We have a Breville - about seven years old - bought in a Sainsbury sale and cost £12 - not timed it but boils quite fast and going OK so I won't knock it - only thing I am not keen on is the lime scale which shows up so much as the kettle is black and our water is very hard. I filter the water but still get a line round the edge of the lid etc.
Russell Hobbs, 1.7 litre, 3 min 31.7 secs. But, it is only 2 weeks old so probably working quite well at the moment. It's a lovely sort of purply silver colour too. It was half price in Sainsbury's.
Ours takes as long as it takes to cut up two pouches of cat food, put them down on the mat, fill the cat milk bowl, put that down then wash the knife. (In short, I haven’t a clue but will check in the morning.)
I have a hob kettle. How long it takes to boil depends on how much water is in the kettle, which burner I put it on and how warm the water was when I started.
I was wondering how efficient or otherwise my kettle is. Given that it's twenty years old, its full of water boiling time doesn't seem bad at all when I compare it with newer models. We don't fill it more than necessary most of the time. Timing it to boil at full was for research.
Mine is a Breville 3pint and is between 2 and 3000 Watts. It takes 3:42.88 minutes to switch off, at max. If I put a pint of water in it, It takes less time to boil the same amount of water on my induction hob, using the boost function.

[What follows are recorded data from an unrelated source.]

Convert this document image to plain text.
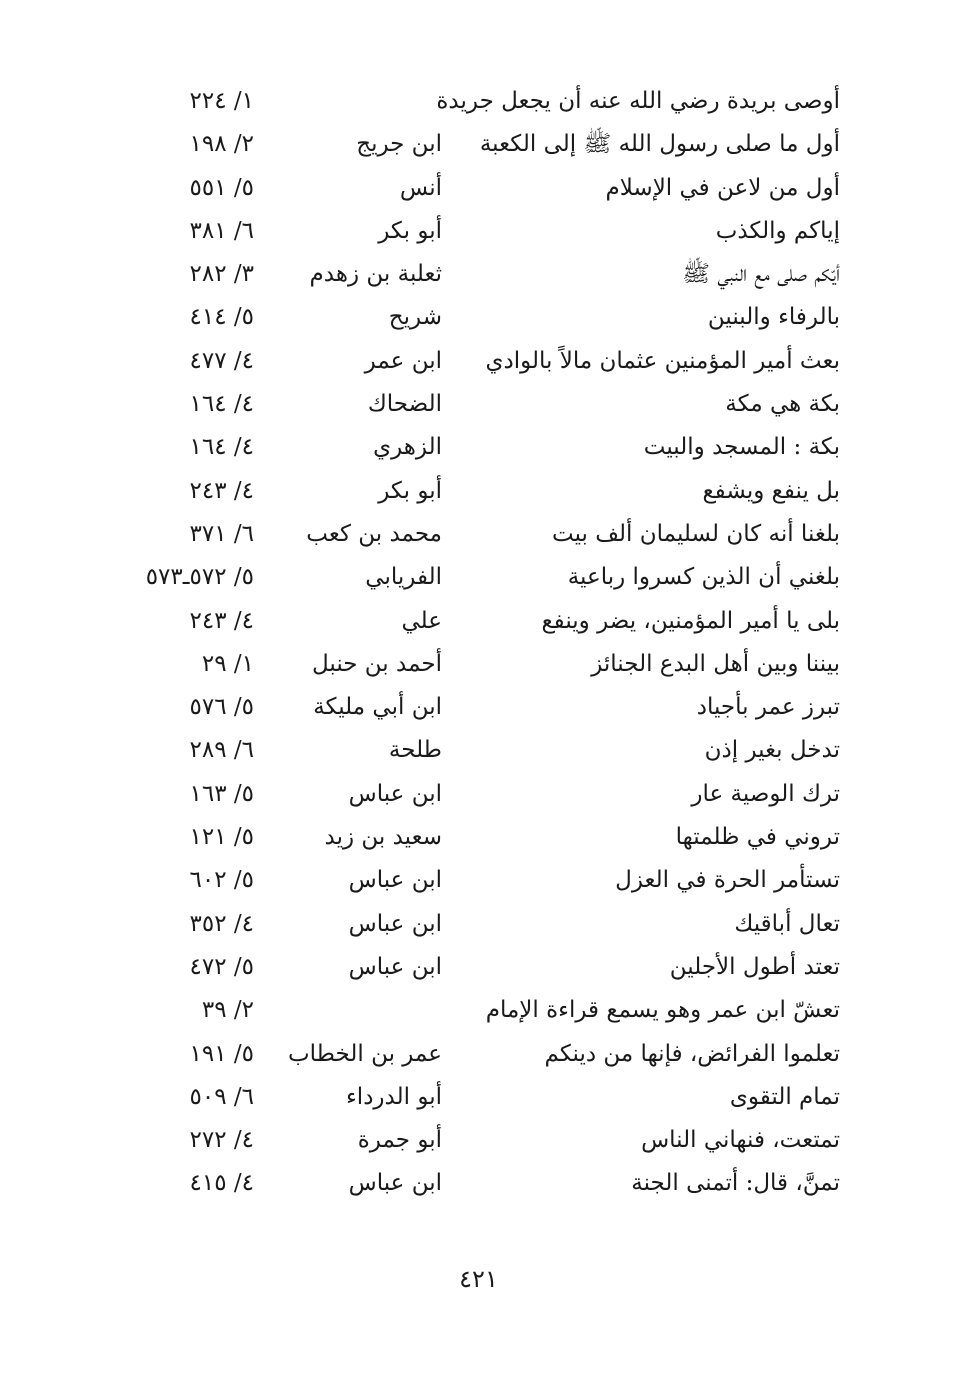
أوصى بريدة رضي الله عنه أن يجعل جريدة
١/ ٢٢٤
أول ما صلى رسول الله ﷺ إلى الكعبة
ابن جريج
٢/ ١٩٨
أول من لاعن في الإسلام
أنس
٥/ ٥٥١
إياكم والكذب
أبو بكر
٦/ ٣٨١
أيّكم صلى مع النبي ﷺ
ثعلبة بن زهدم
٣/ ٢٨٢
بالرفاء والبنين
شريح
٥/ ٤١٤
بعث أمير المؤمنين عثمان مالاً بالوادي
ابن عمر
٤/ ٤٧٧
بكة هي مكة
الضحاك
٤/ ١٦٤
بكة : المسجد والبيت
الزهري
٤/ ١٦٤
بل ينفع ويشفع
أبو بكر
٤/ ٢٤٣
بلغنا أنه كان لسليمان ألف بيت
محمد بن كعب
٦/ ٣٧١
بلغني أن الذين كسروا رباعية
الفريابي
٥/ ٥٧٢ـ٥٧٣
بلى يا أمير المؤمنين، يضر وينفع
علي
٤/ ٢٤٣
بيننا وبين أهل البدع الجنائز
أحمد بن حنبل
١/ ٢٩
تبرز عمر بأجياد
ابن أبي مليكة
٥/ ٥٧٦
تدخل بغير إذن
طلحة
٦/ ٢٨٩
ترك الوصية عار
ابن عباس
٥/ ١٦٣
تروني في ظلمتها
سعيد بن زيد
٥/ ١٢١
تستأمر الحرة في العزل
ابن عباس
٥/ ٦٠٢
تعال أباقيك
ابن عباس
٤/ ٣٥٢
تعتد أطول الأجلين
ابن عباس
٥/ ٤٧٢
تعشّ ابن عمر وهو يسمع قراءة الإمام
٢/ ٣٩
تعلموا الفرائض، فإنها من دينكم
عمر بن الخطاب
٥/ ١٩١
تمام التقوى
أبو الدرداء
٦/ ٥٠٩
تمتعت، فنهاني الناس
أبو جمرة
٤/ ٢٧٢
تمنَّ، قال: أتمنى الجنة
ابن عباس
٤/ ٤١٥
٤٢١
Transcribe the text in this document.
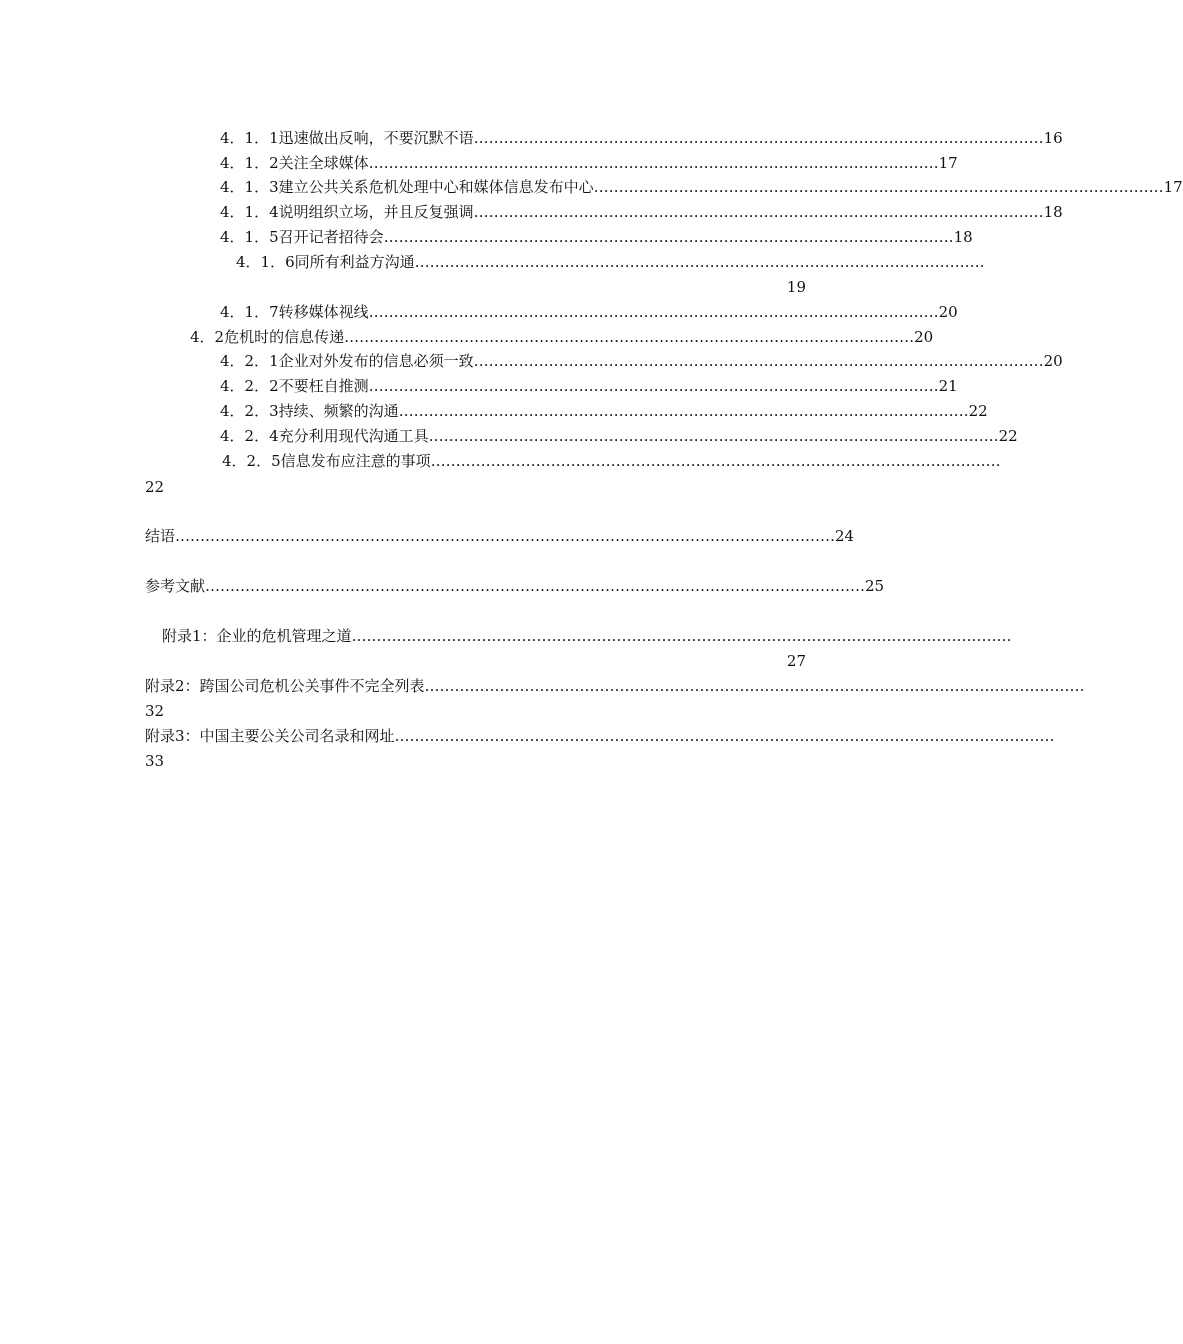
4．1．1迅速做出反响，不要沉默不语 …………………………………………………………………………………………………… 16
4．1．2关注全球媒体 …………………………………………………………………………………………………… 17
4．1．3建立公共关系危机处理中心和媒体信息发布中心 …………………………………………………………………………………………………… 17
4．1．4说明组织立场，并且反复强调 …………………………………………………………………………………………………… 18
4．1．5召开记者招待会 …………………………………………………………………………………………………… 18
4．1．6同所有利益方沟通 ……………………………………………………………………………………………………
19
4．1．7转移媒体视线 …………………………………………………………………………………………………… 20
4．2危机时的信息传递 …………………………………………………………………………………………………… 20
4．2．1企业对外发布的信息必须一致 …………………………………………………………………………………………………… 20
4．2．2不要枉自推测 …………………………………………………………………………………………………… 21
4．2．3持续、频繁的沟通 …………………………………………………………………………………………………… 22
4．2．4充分利用现代沟通工具 …………………………………………………………………………………………………… 22
4．2．5信息发布应注意的事项 ……………………………………………………………………………………………………
22
结语 …………………………………………………………………………………………………………………… 24
参考文献 …………………………………………………………………………………………………………………… 25
附录1：企业的危机管理之道 ……………………………………………………………………………………………………………………
27
附录2：跨国公司危机公关事件不完全列表 ……………………………………………………………………………………………………………………
32
附录3：中国主要公关公司名录和网址 ……………………………………………………………………………………………………………………
33
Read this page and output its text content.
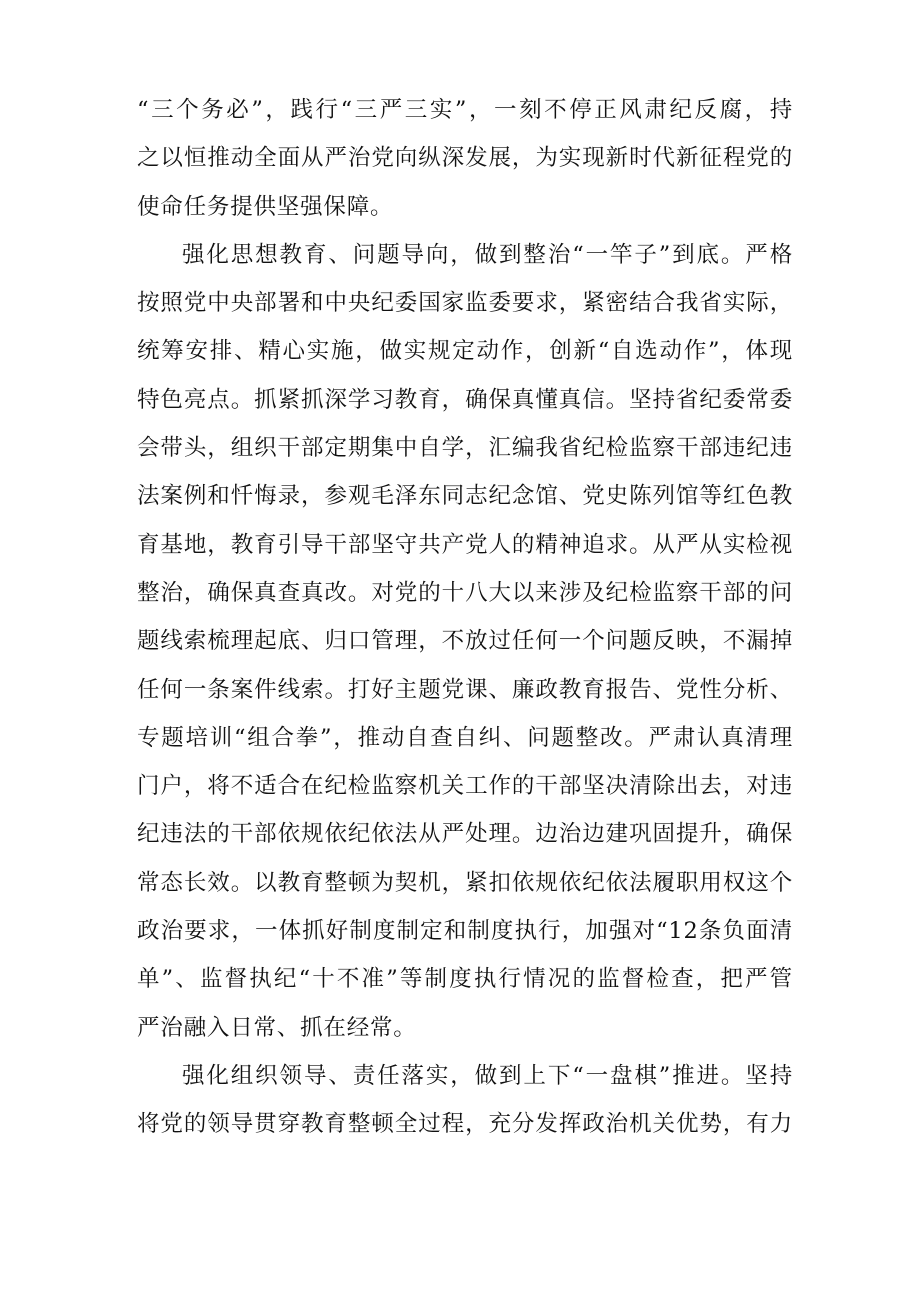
“三个务必”，践行“三严三实”，一刻不停正风肃纪反腐，持
之以恒推动全面从严治党向纵深发展，为实现新时代新征程党的
使命任务提供坚强保障。
强化思想教育、问题导向，做到整治“一竿子”到底。严格
按照党中央部署和中央纪委国家监委要求，紧密结合我省实际，
统筹安排、精心实施，做实规定动作，创新“自选动作”，体现
特色亮点。抓紧抓深学习教育，确保真懂真信。坚持省纪委常委
会带头，组织干部定期集中自学，汇编我省纪检监察干部违纪违
法案例和忏悔录，参观毛泽东同志纪念馆、党史陈列馆等红色教
育基地，教育引导干部坚守共产党人的精神追求。从严从实检视
整治，确保真查真改。对党的十八大以来涉及纪检监察干部的问
题线索梳理起底、归口管理，不放过任何一个问题反映，不漏掉
任何一条案件线索。打好主题党课、廉政教育报告、党性分析、
专题培训“组合拳”，推动自查自纠、问题整改。严肃认真清理
门户，将不适合在纪检监察机关工作的干部坚决清除出去，对违
纪违法的干部依规依纪依法从严处理。边治边建巩固提升，确保
常态长效。以教育整顿为契机，紧扣依规依纪依法履职用权这个
政治要求，一体抓好制度制定和制度执行，加强对“12条负面清
单”、监督执纪“十不准”等制度执行情况的监督检查，把严管
严治融入日常、抓在经常。
强化组织领导、责任落实，做到上下“一盘棋”推进。坚持
将党的领导贯穿教育整顿全过程，充分发挥政治机关优势，有力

I've just remembered that I took the filter out yonks ago. Was wondering what the Filterline thing was all about, then I remembered ?. In Oxfordshire, where the water was hard, we used a filter jug for all drinking water, including what went in the kettle. Here in Argyll it's soft water and there's never any furring on anything.
Honestly, we seem to get through kettles, and irons, like a dose of salts and have to buy new every 1-2 years. Are we unlucky or are the new ones not very long lasting? Your aged kettle sounds far more efficient, and economical, than the many we have dumped in that time.